Disadvantages of neodymium magnets:

• To avoid cracks upon strong impacts, we recommend using special steel housings. Such a solution secures the magnet and simultaneously improves its durability.
• Neodymium magnets lose their strength under the influence of heating. As soon as 80°C is exceeded, many of them start losing their power. Therefore, we recommend our special magnets marked [AH], which maintain stability even at temperatures up to 230°C
• Magnets exposed to a humid environment can corrode. Therefore when using outdoors, we recommend using water-impermeable magnets made of rubber, plastic or other material protecting against moisture
• Limited ability of creating threads in the magnet and complicated forms - preferred is casing - magnet mounting.
• Possible danger to health – tiny shards of magnets can be dangerous, when accidentally swallowed, which is particularly important in the context of child safety. Additionally, small elements of these devices can complicate diagnosis medical when they are in the body.
• Higher cost of purchase is one of the disadvantages compared to ceramic magnets, especially in budget applications

Magnetic strength at its maximum – what contributes to it?

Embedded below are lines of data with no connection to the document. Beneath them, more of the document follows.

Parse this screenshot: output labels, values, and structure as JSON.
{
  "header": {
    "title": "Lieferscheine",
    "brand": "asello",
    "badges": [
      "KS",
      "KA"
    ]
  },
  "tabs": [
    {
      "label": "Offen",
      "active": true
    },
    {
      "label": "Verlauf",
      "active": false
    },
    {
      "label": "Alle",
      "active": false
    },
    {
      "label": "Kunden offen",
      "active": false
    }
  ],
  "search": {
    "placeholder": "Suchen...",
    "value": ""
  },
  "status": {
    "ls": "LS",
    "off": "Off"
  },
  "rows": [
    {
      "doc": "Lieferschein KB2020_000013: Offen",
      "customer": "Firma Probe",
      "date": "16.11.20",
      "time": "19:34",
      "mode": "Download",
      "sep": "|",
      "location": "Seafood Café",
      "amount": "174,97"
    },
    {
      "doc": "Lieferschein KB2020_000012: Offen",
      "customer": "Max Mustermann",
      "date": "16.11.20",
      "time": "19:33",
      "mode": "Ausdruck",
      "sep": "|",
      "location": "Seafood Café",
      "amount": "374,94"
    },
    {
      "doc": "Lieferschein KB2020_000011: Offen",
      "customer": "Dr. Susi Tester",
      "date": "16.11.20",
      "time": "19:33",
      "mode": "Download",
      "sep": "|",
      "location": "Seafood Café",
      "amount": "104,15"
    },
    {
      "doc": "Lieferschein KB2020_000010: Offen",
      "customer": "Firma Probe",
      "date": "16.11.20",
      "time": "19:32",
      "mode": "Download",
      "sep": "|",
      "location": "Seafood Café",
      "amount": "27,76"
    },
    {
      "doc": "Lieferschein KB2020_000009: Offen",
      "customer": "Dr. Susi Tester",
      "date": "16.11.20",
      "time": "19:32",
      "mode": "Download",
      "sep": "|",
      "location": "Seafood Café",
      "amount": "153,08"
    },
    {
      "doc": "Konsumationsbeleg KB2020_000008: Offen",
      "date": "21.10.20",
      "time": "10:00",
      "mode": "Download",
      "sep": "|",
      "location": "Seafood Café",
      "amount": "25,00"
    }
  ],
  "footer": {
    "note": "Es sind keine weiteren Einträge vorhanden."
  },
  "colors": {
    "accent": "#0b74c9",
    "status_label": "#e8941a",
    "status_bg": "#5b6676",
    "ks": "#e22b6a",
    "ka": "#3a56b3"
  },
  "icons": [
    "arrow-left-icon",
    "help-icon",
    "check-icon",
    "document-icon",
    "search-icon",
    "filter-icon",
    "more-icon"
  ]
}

The lifting capacity listed is a theoretical maximum value conducted under standard conditions:

• on a base made of mild steel, effectively closing the magnetic field
• possessing a thickness of at least 10 mm to avoid saturation
• characterized by even structure
• under conditions of ideal adhesion (surface-to-surface)
• under perpendicular force direction (90-degree angle)
• at standard ambient temperature

Practical lifting capacity: influencing factors

In practice, the actual lifting capacity is determined by a number of factors, listed from most significant:

• Clearance – existence of foreign body (rust, dirt, gap) interrupts the magnetic circuit, which lowers power steeply (even by 50% at 0.5 mm).
• Force direction – declared lifting capacity refers to detachment vertically. When attempting to slide, the magnet exhibits much less (often approx. 20-30% of maximum force).
• Substrate thickness – for full efficiency, the steel must be adequately massive. Paper-thin metal restricts the attraction force (the magnet "punches through" it).
• Plate material – low-carbon steel attracts best. Alloy steels decrease magnetic permeability and lifting capacity.
• Smoothness – ideal contact is possible only on polished steel. Rough texture reduce the real contact area, reducing force.
• Operating temperature – neodymium magnets have a sensitivity to temperature. At higher temperatures they are weaker, and in frost gain strength (up to a certain limit).

* Lifting capacity testing was conducted on a smooth plate of suitable thickness, under a perpendicular pulling force, whereas under parallel forces the holding force is lower. Additionally, even a minimal clearance {between} the magnet’s surface and the plate decreases the holding force.